Our room was so small, you practically fall on the bed when you walk in the door. It reminded us of our second and third apartments. Very cozy.

We got upgraded to a room with a balcony.

Our favorite feature of the room. Love how the light scatters from the pendant lamp.

We spent our second night for the same price in the five-start NL Grand Hotel Krasnapolsky, right on Dam Square.

The hotel was overbooked, so we got upgraded to an apartment in a nearby canal house. This is more square-footage than we have at home. Plenty of space to dance a happy upgrade jig. I'm sure it would normally cost hundreds of dollars just to flush the toilet in a place like this.

We used all the pods for the espresso maker.

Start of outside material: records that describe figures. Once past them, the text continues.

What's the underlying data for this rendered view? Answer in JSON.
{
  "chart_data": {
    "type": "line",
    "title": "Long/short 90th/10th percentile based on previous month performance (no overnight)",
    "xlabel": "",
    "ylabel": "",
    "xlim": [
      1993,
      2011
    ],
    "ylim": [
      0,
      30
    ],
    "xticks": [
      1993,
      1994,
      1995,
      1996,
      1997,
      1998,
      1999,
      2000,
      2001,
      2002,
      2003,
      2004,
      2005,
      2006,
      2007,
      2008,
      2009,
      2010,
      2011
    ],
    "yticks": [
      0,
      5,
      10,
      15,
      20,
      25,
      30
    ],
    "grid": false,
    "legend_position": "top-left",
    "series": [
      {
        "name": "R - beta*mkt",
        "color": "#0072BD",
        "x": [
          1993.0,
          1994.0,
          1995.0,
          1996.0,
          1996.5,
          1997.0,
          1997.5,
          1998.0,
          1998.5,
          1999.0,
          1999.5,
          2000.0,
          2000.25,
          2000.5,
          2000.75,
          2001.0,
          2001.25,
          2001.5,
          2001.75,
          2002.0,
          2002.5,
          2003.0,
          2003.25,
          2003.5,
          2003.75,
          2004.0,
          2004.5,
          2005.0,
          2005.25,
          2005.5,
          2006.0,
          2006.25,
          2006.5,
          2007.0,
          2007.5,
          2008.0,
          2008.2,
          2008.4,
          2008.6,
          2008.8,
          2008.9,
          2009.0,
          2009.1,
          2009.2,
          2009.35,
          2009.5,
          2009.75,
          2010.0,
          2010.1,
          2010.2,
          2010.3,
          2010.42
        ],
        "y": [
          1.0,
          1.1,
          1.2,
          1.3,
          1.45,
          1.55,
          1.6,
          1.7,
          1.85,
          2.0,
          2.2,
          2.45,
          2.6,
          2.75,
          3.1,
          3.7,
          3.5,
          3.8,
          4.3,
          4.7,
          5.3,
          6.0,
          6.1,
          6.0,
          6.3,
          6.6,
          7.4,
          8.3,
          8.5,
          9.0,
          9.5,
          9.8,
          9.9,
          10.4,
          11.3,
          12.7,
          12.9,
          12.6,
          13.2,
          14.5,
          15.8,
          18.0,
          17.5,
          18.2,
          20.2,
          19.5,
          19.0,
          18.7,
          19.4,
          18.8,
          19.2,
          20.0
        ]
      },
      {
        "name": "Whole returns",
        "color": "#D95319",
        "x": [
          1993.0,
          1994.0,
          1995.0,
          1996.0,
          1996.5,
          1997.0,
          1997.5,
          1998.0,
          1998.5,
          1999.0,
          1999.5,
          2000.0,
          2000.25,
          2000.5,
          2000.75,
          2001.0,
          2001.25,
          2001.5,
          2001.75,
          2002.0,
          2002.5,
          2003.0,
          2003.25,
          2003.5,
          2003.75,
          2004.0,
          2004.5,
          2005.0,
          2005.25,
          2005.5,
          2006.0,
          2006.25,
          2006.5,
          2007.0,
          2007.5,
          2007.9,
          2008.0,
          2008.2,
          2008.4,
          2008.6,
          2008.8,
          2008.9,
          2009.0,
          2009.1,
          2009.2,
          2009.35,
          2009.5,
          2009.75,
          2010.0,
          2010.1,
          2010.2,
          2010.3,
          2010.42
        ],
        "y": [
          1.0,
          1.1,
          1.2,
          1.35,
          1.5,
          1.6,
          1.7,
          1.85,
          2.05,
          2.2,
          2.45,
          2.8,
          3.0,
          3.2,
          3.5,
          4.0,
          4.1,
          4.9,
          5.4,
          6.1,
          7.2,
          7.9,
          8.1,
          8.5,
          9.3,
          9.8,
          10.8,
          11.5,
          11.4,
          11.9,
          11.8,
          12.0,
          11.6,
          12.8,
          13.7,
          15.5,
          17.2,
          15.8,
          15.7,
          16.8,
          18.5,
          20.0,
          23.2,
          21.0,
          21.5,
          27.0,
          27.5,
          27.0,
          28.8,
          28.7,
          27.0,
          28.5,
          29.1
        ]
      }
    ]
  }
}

The third night we stayed at the five-star Hotel Pulitzer, which we got with Starwood points. The hotel is a renovation of 25 adjoining canal houses. Great bed, nice hardwood floor and unique painted tiles in the bathroom.

Interestingly, Killian van Rensselaer, a board member of the Dutch West India Company, owned one of the canal houses, and the villages of Rensselaer and Rensselaerswijck in upstate New York are named after him, dooming generations of Americans to a 16-syllable address.

Of course, New Amsterdam, our home base, has plenty of Dutch place names like Harlem, Brooklyn, Hobokoen, Jamaica and Long Island, the last of which is still pronounced by the natives pretty much exactly as the Dutch spelled it (Lange Eylandt).